La visite à Paris de Yair Lapid à Emmanuel Macron va-t-elle atténuer le mur de réticences de la France envers Israël ? Les Israéliens ont appris que les phrases aimables n’ont jamais empêché les positions hostiles. Bien que l’amitié entre les deux dirigeants se soit déployée de façon spectaculaire, il y a encore loin de la coupe aux lèvres.

Il y a entre Emmanuel Macron et Yair Lapid de réelles affinités, outre le fait qu’ils ont tous deux été, à peu près à la même époque, Ministres des Finances dans un gouvernement dominé par leurs futurs adversaires politiques, Likoud pour l’un et Parti socialiste pour l’autre. Ils ont tous deux labouré le Centre et le « en même temps » n’est pas étranger à leur rhétorique.

Le parti de Emmanuel Macron s’est construit sur la confiance en un homme ; il a eu dans le passé la majorité au Parlement, alors que celui de Lapid, qui a dû et devra toujours passer des compromis, provient d’une assez longue histoire politique. Quant aux défis auxquels doit faire face Israël, il n’est pas besoin de rappeler qu’ils touchent des domaines existentiels que leurs correspondants français ont souvent du mal à prendre en compte.

L’Israël de la première génération de l’indépendance était dominé par le Mapai, le parti travailliste qui imposait un système économique très interventionniste et une mystique socialiste dont le kibboutz était le symbole ; à droite, dans l’opposition, un parti nationaliste, le Herout de Menachem Begin, opposé au collectivisme et attaché à un Grand Israël. La mise en cause du système d’économie dirigée par des électeurs plutôt travaillistes des classes moyennes et supérieures des grandes villes israéliennes, le même vivier électoral que la République en Marche en France, aboutit à la création d’un parti libéral sous l’acronyme de Dash , qui en 1977 devint le troisième parti du pays avant de disparaître, puis renaitre sous le nom de Shinoui, dirigé par Tommy Lapid.

Le Shinoui disparait aussi à cause de scissions internes, puis de la concurrence du nouveau parti centriste Kadima de Sharon. Il ressuscite en 2012 sous la direction de Yair Lapid, fils de Tommy, avec le nouveau nom de Yesh Atid. L’échiquier politique du centre est en Israël particulièrement encombré et mobile. Cette fragmentation, qui est facilitée par le système électoral de proportionnelle intégrale, paradis des petits partis, a entrainé un impressionnant affaiblissement du parti travailliste, mais n’a pas abouti, comme en France, à la création d’un parti puissant à la gauche de la gauche, ce qui relativise le poids des plus virulents opposants à la politique sécuritaire israélienne, plus présents dans les medias que dans les bureaux de vote.

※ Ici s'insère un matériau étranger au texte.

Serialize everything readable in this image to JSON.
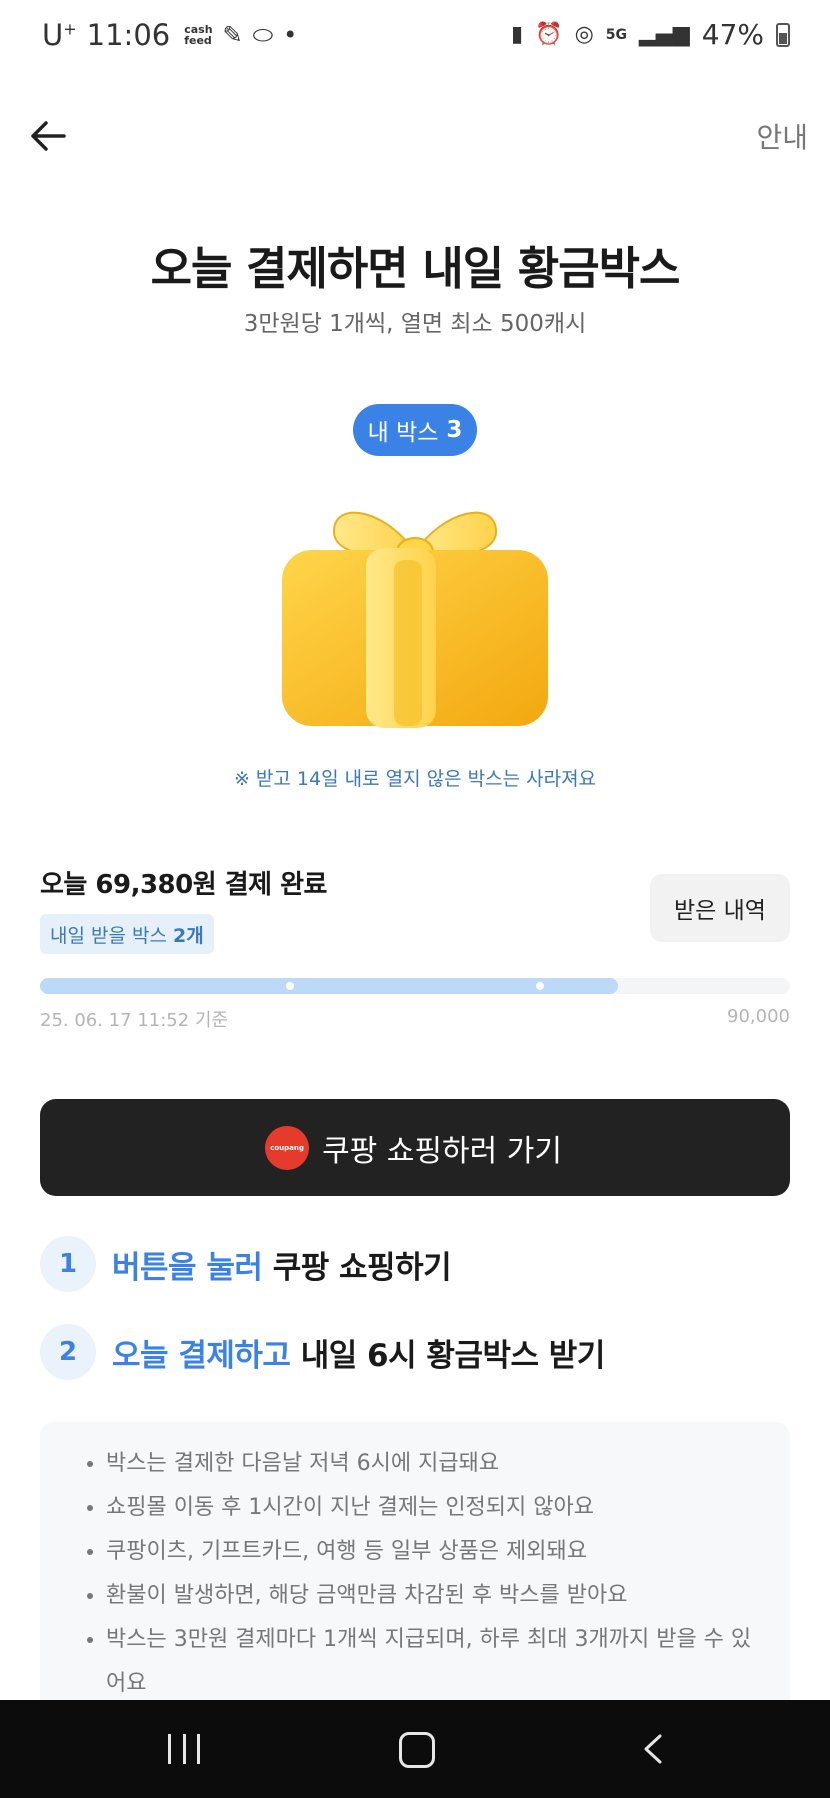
{
  "status_bar": {
    "carrier": "U",
    "carrier_sup": "+",
    "time": "11:06",
    "app_badge_line1": "cash",
    "app_badge_line2": "feed",
    "battery": "47%",
    "network": "5G"
  },
  "header": {
    "info_label": "안내"
  },
  "title": "오늘 결제하면 내일 황금박스",
  "subtitle": "3만원당 1개씩, 열면 최소 500캐시",
  "my_box": {
    "label": "내 박스",
    "count": "3"
  },
  "notice": "※ 받고 14일 내로 열지 않은 박스는 사라져요",
  "payment": {
    "status": "오늘 69,380원 결제 완료",
    "tomorrow_label": "내일 받을 박스",
    "tomorrow_count": "2개",
    "history_button": "받은 내역"
  },
  "progress": {
    "value": 69380,
    "max": 90000,
    "date": "25. 06. 17 11:52 기준",
    "max_label": "90,000",
    "checkpoints": [
      30000,
      60000
    ]
  },
  "shop_button": {
    "label": "쿠팡 쇼핑하러 가기",
    "logo_text": "coupang"
  },
  "steps": [
    {
      "num": "1",
      "highlight": "버튼을 눌러",
      "text": " 쿠팡 쇼핑하기"
    },
    {
      "num": "2",
      "highlight": "오늘 결제하고",
      "text": " 내일 6시 황금박스 받기"
    }
  ],
  "rules": [
    "박스는 결제한 다음날 저녁 6시에 지급돼요",
    "쇼핑몰 이동 후 1시간이 지난 결제는 인정되지 않아요",
    "쿠팡이츠, 기프트카드, 여행 등 일부 상품은 제외돼요",
    "환불이 발생하면, 해당 금액만큼 차감된 후 박스를 받아요",
    "박스는 3만원 결제마다 1개씩 지급되며, 하루 최대 3개까지 받을 수 있어요"
  ],
  "colors": {
    "accent": "#3a82e5",
    "progress_fill": "#bcd9f7",
    "button_dark": "#222222",
    "gift_yellow": "#fbc12f"
  }
}
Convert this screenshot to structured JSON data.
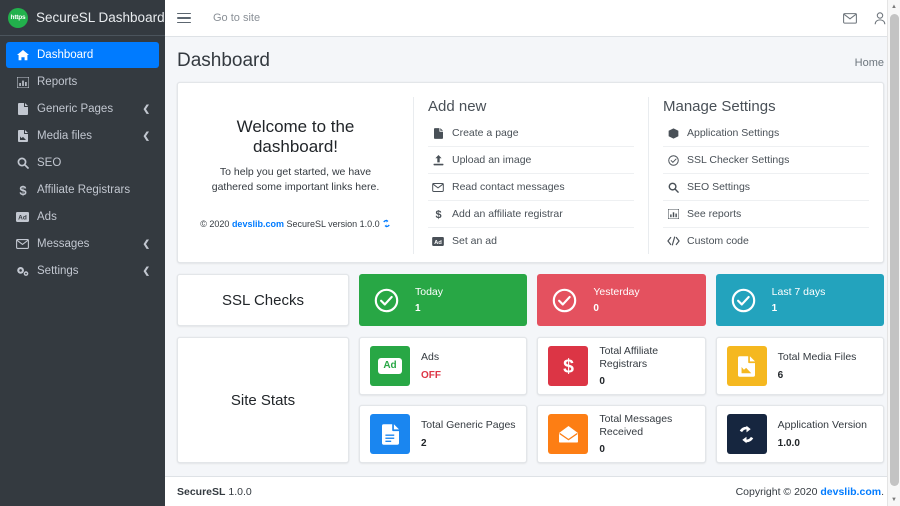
{
  "brand": {
    "logo_text": "https",
    "title": "SecureSL Dashboard"
  },
  "sidebar": {
    "items": [
      {
        "label": "Dashboard",
        "icon": "home-icon",
        "active": true,
        "caret": false
      },
      {
        "label": "Reports",
        "icon": "chart-bar-icon",
        "active": false,
        "caret": false
      },
      {
        "label": "Generic Pages",
        "icon": "file-icon",
        "active": false,
        "caret": true
      },
      {
        "label": "Media files",
        "icon": "file-image-icon",
        "active": false,
        "caret": true
      },
      {
        "label": "SEO",
        "icon": "search-icon",
        "active": false,
        "caret": false
      },
      {
        "label": "Affiliate Registrars",
        "icon": "dollar-icon",
        "active": false,
        "caret": false
      },
      {
        "label": "Ads",
        "icon": "ad-icon",
        "active": false,
        "caret": false
      },
      {
        "label": "Messages",
        "icon": "envelope-icon",
        "active": false,
        "caret": true
      },
      {
        "label": "Settings",
        "icon": "gears-icon",
        "active": false,
        "caret": true
      }
    ]
  },
  "topbar": {
    "menu_toggle": "hamburger-icon",
    "site_link": "Go to site",
    "mail_icon": "envelope-icon",
    "user_icon": "user-icon"
  },
  "page": {
    "title": "Dashboard",
    "breadcrumb": "Home"
  },
  "welcome": {
    "heading": "Welcome to the dashboard!",
    "body": "To help you get started, we have gathered some important links here.",
    "copyright_prefix": "© 2020 ",
    "copyright_link": "devslib.com",
    "version_text": "  SecureSL version 1.0.0",
    "sync_icon": "sync-icon"
  },
  "add_new": {
    "heading": "Add new",
    "links": [
      {
        "label": "Create a page",
        "icon": "file-icon"
      },
      {
        "label": "Upload an image",
        "icon": "upload-icon"
      },
      {
        "label": "Read contact messages",
        "icon": "envelope-icon"
      },
      {
        "label": "Add an affiliate registrar",
        "icon": "dollar-icon"
      },
      {
        "label": "Set an ad",
        "icon": "ad-icon"
      }
    ]
  },
  "manage_settings": {
    "heading": "Manage Settings",
    "links": [
      {
        "label": "Application Settings",
        "icon": "cube-icon"
      },
      {
        "label": "SSL Checker Settings",
        "icon": "check-circle-icon"
      },
      {
        "label": "SEO Settings",
        "icon": "search-icon"
      },
      {
        "label": "See reports",
        "icon": "chart-bar-icon"
      },
      {
        "label": "Custom code",
        "icon": "code-icon"
      }
    ]
  },
  "ssl_checks": {
    "panel_label": "SSL Checks",
    "tiles": [
      {
        "label": "Today",
        "value": "1",
        "color": "#28a745",
        "icon": "check-circle-icon"
      },
      {
        "label": "Yesterday",
        "value": "0",
        "color": "#e4515f",
        "icon": "check-circle-icon"
      },
      {
        "label": "Last 7 days",
        "value": "1",
        "color": "#23a3bd",
        "icon": "check-circle-icon"
      }
    ]
  },
  "site_stats": {
    "panel_label": "Site Stats",
    "tiles_row1": [
      {
        "label": "Ads",
        "value": "OFF",
        "value_style": "off",
        "color": "#28a745",
        "icon": "ad-icon"
      },
      {
        "label": "Total Affiliate Registrars",
        "value": "0",
        "color": "#dc3545",
        "icon": "dollar-icon"
      },
      {
        "label": "Total Media Files",
        "value": "6",
        "color": "#f5b820",
        "icon": "file-image-icon"
      }
    ],
    "tiles_row2": [
      {
        "label": "Total Generic Pages",
        "value": "2",
        "color": "#1a86f0",
        "icon": "file-icon"
      },
      {
        "label": "Total Messages Received",
        "value": "0",
        "color": "#fd7e14",
        "icon": "envelope-icon"
      },
      {
        "label": "Application Version",
        "value": "1.0.0",
        "color": "#16263f",
        "icon": "sync-icon"
      }
    ]
  },
  "footer": {
    "left_strong": "SecureSL",
    "left_version": " 1.0.0",
    "right_text": "Copyright © 2020 ",
    "right_link": "devslib.com",
    "right_suffix": "."
  }
}
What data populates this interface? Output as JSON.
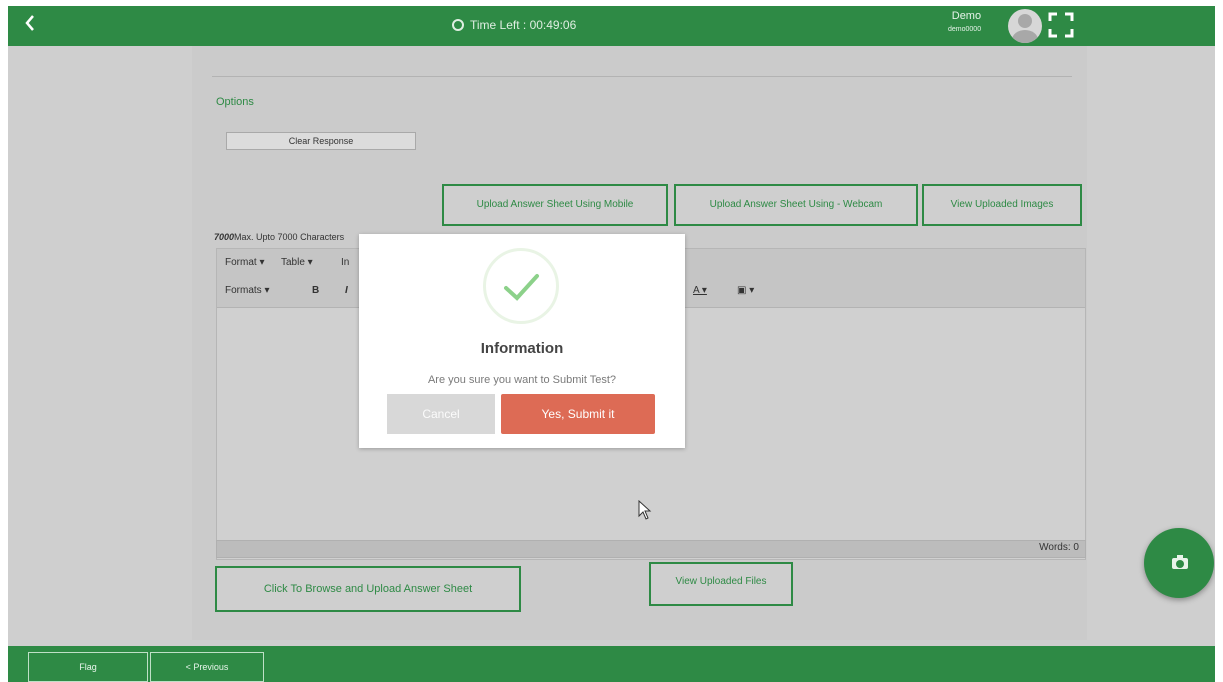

L’émergence des partis religieux comme acteurs essentiels des coalitions politiques provient aussi de l’érosion des partis dominants, entamée par le parti libéral, alors que l’hostilité de Tommy Lapid et de son fils au pouvoir religieux sont légendaires.

S’il y a une connivence intellectuelle entre Emmanuel Macron et Yair Lapid, la comparaison de ce dernier avec Elisabeth Borne, devenue Premier Ministre à peu près en même temps que lui, est moins évidente.

Quoi de commun entre un cancre sans baccalauréat, fils d’une famille puissante de l’intelligentsia israélienne et une représentante emblématique de la méritocratie républicaine française, parvenue à force de travail aux premières places de l’école Polytechnique ?

Quoi de commun entre un magicien du verbe, journaliste vedette et auteur à succès et un ingénieur plus à l’aise dans les dossiers techniques que dans les paillettes médiatiques ?

Quoi de commun entre le père du premier, journaliste insatiable, patron de presse, dirigeant de parti, ministre de la justice, président du conseil de Yad Vashem et celui de la seconde, un taiseux qui s’est suicidé quand sa fille avait 11 ans ?

Ce qui relie le destin de Joseph Bornstein, dit Borne, d’origine juive polonaise et Tomislav Lampel dit Tommy Lapid, né en Voivodine, c’est la Shoah. Chacun y a perdu la plus grande partie de sa famille, mais si le tout jeune Tommy, sauvé grâce à Raoul Wallenberg, a opté pour l’Alyah, Joseph, accueilli à son retour d’Auschwitz par une famille normande, est resté en France.

Sans doute a-t-il souvent pensé à ses compagnons de l’Armée juive, dirigée par Abraham Polonski, Monsieur Pol, un homme que j’ai eu l’honneur de connaitre au soir de sa vie. L’Armée juive, ou organisation juive de combat, était une organisation profondément sioniste. Joseph Borne fut en France un héros de la résistance juive.